Now, gentle reader, it is possible that Calder’s over-the-top portrayal is a deliberate ruse to lull us into the erroneous belief that Calder is a meanie—but the joke may be on us by this time next week.
In other news, Arthur engages a curvy panther of an attorney, Bianca Manning (Zuleikha Robinson, Homeland, Lost) of Sunnybrook Stables. His aim: to confess his sins and exonerate everyone else. Before he is able to, he rushes off to Germany to be with Teo.

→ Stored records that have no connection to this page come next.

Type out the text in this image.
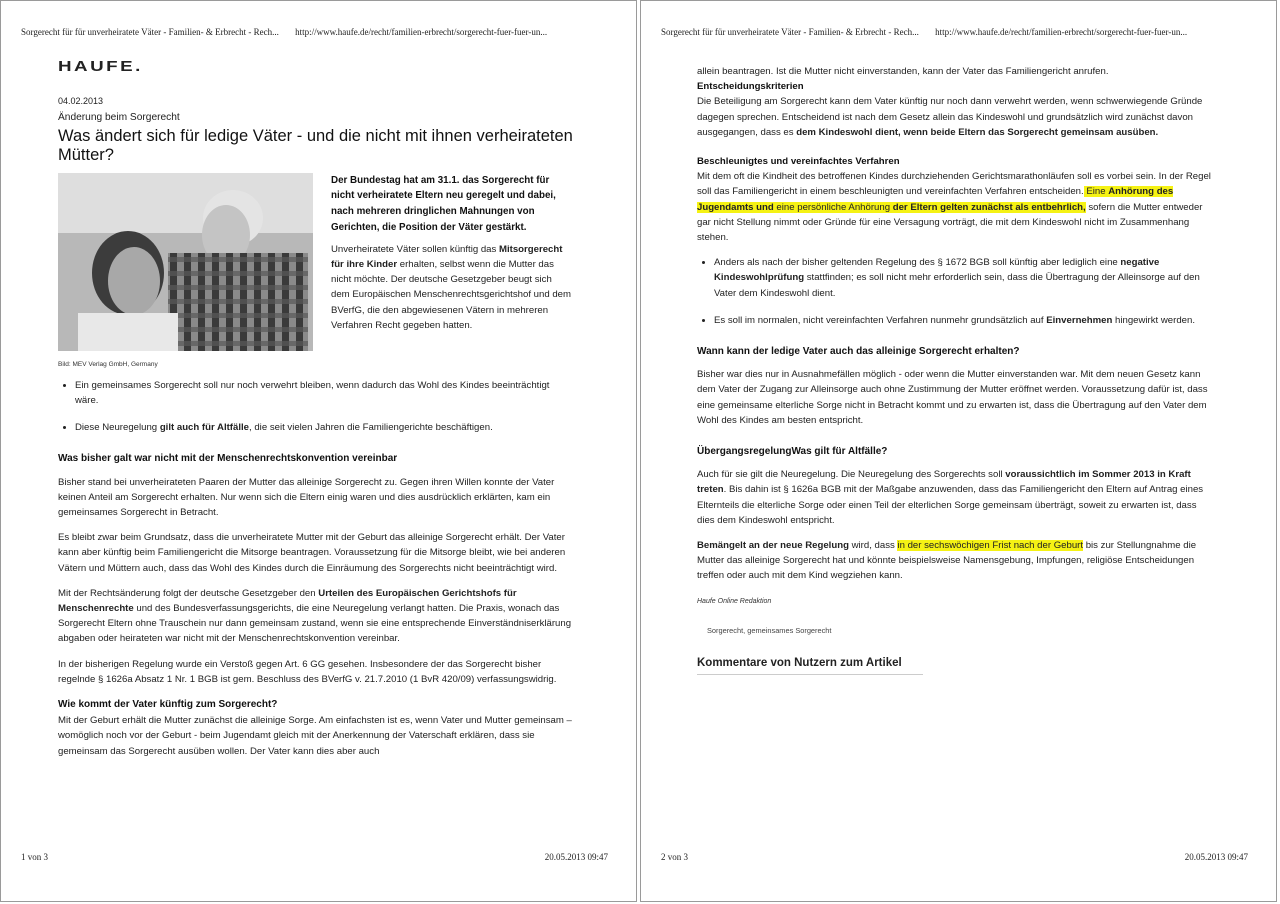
Sorgerecht für für unverheiratete Väter - Familien- & Erbrecht - Rech... http://www.haufe.de/recht/familien-erbrecht/sorgerecht-fuer-fuer-un...
HAUFE.
04.02.2013
Änderung beim Sorgerecht
Was ändert sich für ledige Väter - und die nicht mit ihnen verheirateten Mütter?
Bild: MEV Verlag GmbH, Germany

Der Bundestag hat am 31.1. das Sorgerecht für nicht verheiratete Eltern neu geregelt und dabei, nach mehreren dringlichen Mahnungen von Gerichten, die Position der Väter gestärkt.

Unverheiratete Väter sollen künftig das Mitsorgerecht für ihre Kinder erhalten, selbst wenn die Mutter das nicht möchte. Der deutsche Gesetzgeber beugt sich dem Europäischen Menschenrechtsgerichtshof und dem BVerfG, die den abgewiesenen Vätern in mehreren Verfahren Recht gegeben hatten.

• Ein gemeinsames Sorgerecht soll nur noch verwehrt bleiben, wenn dadurch das Wohl des Kindes beeinträchtigt wäre.
• Diese Neuregelung gilt auch für Altfälle, die seit vielen Jahren die Familiengerichte beschäftigen.
Was bisher galt war nicht mit der Menschenrechtskonvention vereinbar

Bisher stand bei unverheirateten Paaren der Mutter das alleinige Sorgerecht zu. Gegen ihren Willen konnte der Vater keinen Anteil am Sorgerecht erhalten. Nur wenn sich die Eltern einig waren und dies ausdrücklich erklärten, kam ein gemeinsames Sorgerecht in Betracht.

Es bleibt zwar beim Grundsatz, dass die unverheiratete Mutter mit der Geburt das alleinige Sorgerecht erhält. Der Vater kann aber künftig beim Familiengericht die Mitsorge beantragen. Voraussetzung für die Mitsorge bleibt, wie bei anderen Vätern und Müttern auch, dass das Wohl des Kindes durch die Einräumung des Sorgerechts nicht beeinträchtigt wird.

Mit der Rechtsänderung folgt der deutsche Gesetzgeber den Urteilen des Europäischen Gerichtshofs für Menschenrechte und des Bundesverfassungsgerichts, die eine Neuregelung verlangt hatten. Die Praxis, wonach das Sorgerecht Eltern ohne Trauschein nur dann gemeinsam zustand, wenn sie eine entsprechende Einverständniserklärung abgaben oder heirateten war nicht mit der Menschenrechtskonvention vereinbar.

In der bisherigen Regelung wurde ein Verstoß gegen Art. 6 GG gesehen. Insbesondere der das Sorgerecht bisher regelnde § 1626a Absatz 1 Nr. 1 BGB ist gem. Beschluss des BVerfG v. 21.7.2010 (1 BvR 420/09) verfassungswidrig.

Wie kommt der Vater künftig zum Sorgerecht?

Mit der Geburt erhält die Mutter zunächst die alleinige Sorge. Am einfachsten ist es, wenn Vater und Mutter gemeinsam – womöglich noch vor der Geburt - beim Jugendamt gleich mit der Anerkennung der Vaterschaft erklären, dass sie gemeinsam das Sorgerecht ausüben wollen. Der Vater kann dies aber auch

1 von 3	20.05.2013 09:47
Sorgerecht für für unverheiratete Väter - Familien- & Erbrecht - Rech... http://www.haufe.de/recht/familien-erbrecht/sorgerecht-fuer-fuer-un...
allein beantragen. Ist die Mutter nicht einverstanden, kann der Vater das Familiengericht anrufen.
Entscheidungskriterien

Die Beteiligung am Sorgerecht kann dem Vater künftig nur noch dann verwehrt werden, wenn schwerwiegende Gründe dagegen sprechen. Entscheidend ist nach dem Gesetz allein das Kindeswohl und grundsätzlich wird zunächst davon ausgegangen, dass es dem Kindeswohl dient, wenn beide Eltern das Sorgerecht gemeinsam ausüben.

Beschleunigtes und vereinfachtes Verfahren

Mit dem oft die Kindheit des betroffenen Kindes durchziehenden Gerichtsmarathonläufen soll es vorbei sein. In der Regel soll das Familiengericht in einem beschleunigten und vereinfachten Verfahren entscheiden. Eine Anhörung des Jugendamts und eine persönliche Anhörung der Eltern gelten zunächst als entbehrlich, sofern die Mutter entweder gar nicht Stellung nimmt oder Gründe für eine Versagung vorträgt, die mit dem Kindeswohl nicht im Zusammenhang stehen.

• Anders als nach der bisher geltenden Regelung des § 1672 BGB soll künftig aber lediglich eine negative Kindeswohlprüfung stattfinden; es soll nicht mehr erforderlich sein, dass die Übertragung der Alleinsorge auf den Vater dem Kindeswohl dient.
• Es soll im normalen, nicht vereinfachten Verfahren nunmehr grundsätzlich auf Einvernehmen hingewirkt werden.
Wann kann der ledige Vater auch das alleinige Sorgerecht erhalten?

Bisher war dies nur in Ausnahmefällen möglich - oder wenn die Mutter einverstanden war. Mit dem neuen Gesetz kann dem Vater der Zugang zur Alleinsorge auch ohne Zustimmung der Mutter eröffnet werden. Voraussetzung dafür ist, dass eine gemeinsame elterliche Sorge nicht in Betracht kommt und zu erwarten ist, dass die Übertragung auf den Vater dem Wohl des Kindes am besten entspricht.

ÜbergangsregelungWas gilt für Altfälle?

Auch für sie gilt die Neuregelung. Die Neuregelung des Sorgerechts soll voraussichtlich im Sommer 2013 in Kraft treten. Bis dahin ist § 1626a BGB mit der Maßgabe anzuwenden, dass das Familiengericht den Eltern auf Antrag eines Elternteils die elterliche Sorge oder einen Teil der elterlichen Sorge gemeinsam überträgt, soweit zu erwarten ist, dass dies dem Kindeswohl entspricht.

Bemängelt an der neue Regelung wird, dass in der sechswöchigen Frist nach der Geburt bis zur Stellungnahme die Mutter das alleinige Sorgerecht hat und könnte beispielsweise Namensgebung, Impfungen, religiöse Entscheidungen treffen oder auch mit dem Kind wegziehen kann.

Haufe Online Redaktion
Sorgerecht, gemeinsames Sorgerecht
Kommentare von Nutzern zum Artikel
2 von 3	20.05.2013 09:47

HOLD THE PHONE! Back up the horses! Did Auggie just take off his shirt? Yes, yes. I think he did! Let us now observe a moment of silence while we savor that image. *Ouch* Is it me, or did it just get hot in here? Wait, the politi saw Teo escaping the bomb site in an easy-to-spot pale blue broadcloth button down shirt. Perhaps he should change his shirt as well. No such luck, ladies. I guess we’ll have to wait until his resurrection for that. *crosses fingers*
So—is Calder a goodie, or a baddie? Is Teo Braga dead, or captured by some Hitler in cahoots with Henry? Does Calder really shoot Annie to death in the elevator in the next episode? How will Arthur handle Teo’s death—will he believe it? Vow to avenge it and go rogue until he does?
So many questions yet unanswered; only 43 minutes left. Tune in next week for ‘Levitate Me’, when all (?) our answers will be questioned … until after the hiatus!
Covert Affairs next Tuesday, September 17, on the USA Network at 9/8pm Central.